Paralyzed by polio in 1952, Paul Alexander has led a full life despite being confined to a large steel ventilator
David Kindy
On a hot summer day in 1952, Paul Alexander of Texas was not feeling well. His neck and head hurt and he was running a high fever. Within days, the six-year-old boy could not move, speak or even swallow: he had contracted polio.
Today, though almost completely paralyzed from the neck down, Alexander—who is now 75 years old—is alive and well, thanks to the large steel ventilator that has enabled him to breathe for nearly seven decades, reports Andrew Court of the New York Post. He is one of the last people to use an iron lung, a device that was a common sight in polio wards at the peak of the epidemic.

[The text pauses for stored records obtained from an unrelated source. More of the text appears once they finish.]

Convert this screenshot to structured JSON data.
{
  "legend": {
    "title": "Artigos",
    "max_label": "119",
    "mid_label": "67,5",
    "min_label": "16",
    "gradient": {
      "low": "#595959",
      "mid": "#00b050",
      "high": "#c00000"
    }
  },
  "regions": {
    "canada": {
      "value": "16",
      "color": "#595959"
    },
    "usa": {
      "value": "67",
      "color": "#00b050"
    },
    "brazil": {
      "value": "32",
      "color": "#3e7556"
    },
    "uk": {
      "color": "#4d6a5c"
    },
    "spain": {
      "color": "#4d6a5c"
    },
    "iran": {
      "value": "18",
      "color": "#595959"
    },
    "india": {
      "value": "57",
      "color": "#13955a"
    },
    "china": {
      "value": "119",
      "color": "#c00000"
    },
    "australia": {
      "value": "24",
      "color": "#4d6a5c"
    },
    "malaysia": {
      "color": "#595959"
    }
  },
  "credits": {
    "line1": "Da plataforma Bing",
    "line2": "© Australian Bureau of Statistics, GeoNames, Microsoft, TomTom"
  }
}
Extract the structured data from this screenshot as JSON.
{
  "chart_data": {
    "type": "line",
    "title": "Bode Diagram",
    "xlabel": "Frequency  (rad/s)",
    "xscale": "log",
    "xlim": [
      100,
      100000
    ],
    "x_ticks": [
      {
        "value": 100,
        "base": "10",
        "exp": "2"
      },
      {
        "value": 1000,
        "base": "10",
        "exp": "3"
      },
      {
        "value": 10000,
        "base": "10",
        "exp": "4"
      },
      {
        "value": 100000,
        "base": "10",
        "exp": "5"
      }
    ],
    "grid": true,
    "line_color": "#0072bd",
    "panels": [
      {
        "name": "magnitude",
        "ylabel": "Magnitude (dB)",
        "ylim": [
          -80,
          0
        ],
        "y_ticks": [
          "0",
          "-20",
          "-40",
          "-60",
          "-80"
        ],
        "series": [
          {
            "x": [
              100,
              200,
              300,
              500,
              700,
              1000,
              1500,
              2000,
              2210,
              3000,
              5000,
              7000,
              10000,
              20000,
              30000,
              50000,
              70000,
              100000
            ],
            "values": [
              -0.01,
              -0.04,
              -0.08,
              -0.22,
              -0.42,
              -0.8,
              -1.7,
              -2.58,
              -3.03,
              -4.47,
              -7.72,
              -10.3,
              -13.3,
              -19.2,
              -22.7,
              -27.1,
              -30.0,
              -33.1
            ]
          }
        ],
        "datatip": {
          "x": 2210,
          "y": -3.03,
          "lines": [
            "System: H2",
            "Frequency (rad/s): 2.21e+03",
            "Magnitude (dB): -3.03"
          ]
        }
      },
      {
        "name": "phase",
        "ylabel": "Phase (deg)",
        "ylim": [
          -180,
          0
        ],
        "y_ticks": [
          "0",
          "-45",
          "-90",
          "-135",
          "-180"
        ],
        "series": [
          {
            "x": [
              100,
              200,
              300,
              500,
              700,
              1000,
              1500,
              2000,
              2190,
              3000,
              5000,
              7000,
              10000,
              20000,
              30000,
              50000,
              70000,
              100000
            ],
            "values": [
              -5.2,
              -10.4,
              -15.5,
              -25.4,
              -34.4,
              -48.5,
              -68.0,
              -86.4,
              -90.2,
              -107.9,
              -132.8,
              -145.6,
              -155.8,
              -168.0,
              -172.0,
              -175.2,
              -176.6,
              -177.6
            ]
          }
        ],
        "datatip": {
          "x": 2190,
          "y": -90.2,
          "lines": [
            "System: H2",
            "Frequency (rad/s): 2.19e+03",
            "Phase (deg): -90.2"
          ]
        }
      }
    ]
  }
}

“I never gave up and I’m not going to,” Alexander says in a recent video interview with storyteller Mitch Summers.
Instead of being imprisoned by the medical device that keeps him alive, the man in the iron lung has used it as a springboard to thrive. He graduated with honors from high school, then received a scholarship to Southern Methodist University after first being rejected by the school. He attended classes in a wheelchair for the brief moments when he could escape the iron lung, reports Linda Rodriguez McRobbie of the Guardian in a 2020 article.
Alexander graduated in 1984 with a Juris Doctor from the University of Texas at Austin Law School, reports Linda Hasco of PennLive.com, and actually worked as a lawyer.
“And I was a damn good one too,” he says in the video.
In 2020, Alexander wrote a book about his experience, Three Minutes for a Dog: My Life in an Iron Lung. It took him five years to do it, writing every word himself with a pen attached to a stick he held in his mouth.
“I wanted to accomplish the things I was told I couldn’t accomplish and to achieve the dreams I dreamed,” he says in the video.
Polio—short for poliomyelitis—was a mid-20th-century scourge that sickened tens of thousands of people and killed thousands each year. The infectious disease caused by the poliovirus attacks the central nervous system, resulting in some form of paralysis in about 0.5 percent of cases. Franklin Delano Roosevelt, the 32nd United States president, lost the use of his legs when he contracted polio in 1921. Health officials declared the U.S. polio-free in 1979 following a long campaign to inoculate Americans after virologist Jonas Salk invented the vaccine in 1953.
The polio plague sickened tens of thousands of people and killed thousands each year during the mid-20th-century. At the peak of the scourge, iron lungs were an absolute necessity for those who suffered paralysis of the diaphragm. The medical device allowed them to breathe by creating negative pressure through a vacuum, which forced the lungs to expand.
Today, Alexander is thought to be one of only two people still using an iron lung, reports the Guardian. According to Smithsonian’s National Museum of American History, 1,200 people in the U.S. relied on tank respirators in 1959. By 2004, only 39 individuals used them.
Alexander admits in the Guardian article that adjusting to life in the iron lung was extremely difficult. He says he felt rejected by others and had to learn how to “frog” breathe by using his throat muscles to push air into his lungs when he was outside of the ventilator.
“I didn’t want to die, so I continued to fight,” he says in the video.
Today, Alexander continues his fight—not just for himself, but to let others know they are not limited by their circumstances, he proclaims in the video with Mitch Summers.
“My story is an example of why your past or even your disability does not have to define your future,” he says, adding, “No matter where you’re from or what your past is, or the challenges you could be facing. You can truly do anything. You just have to set your mind to it, and work hard.”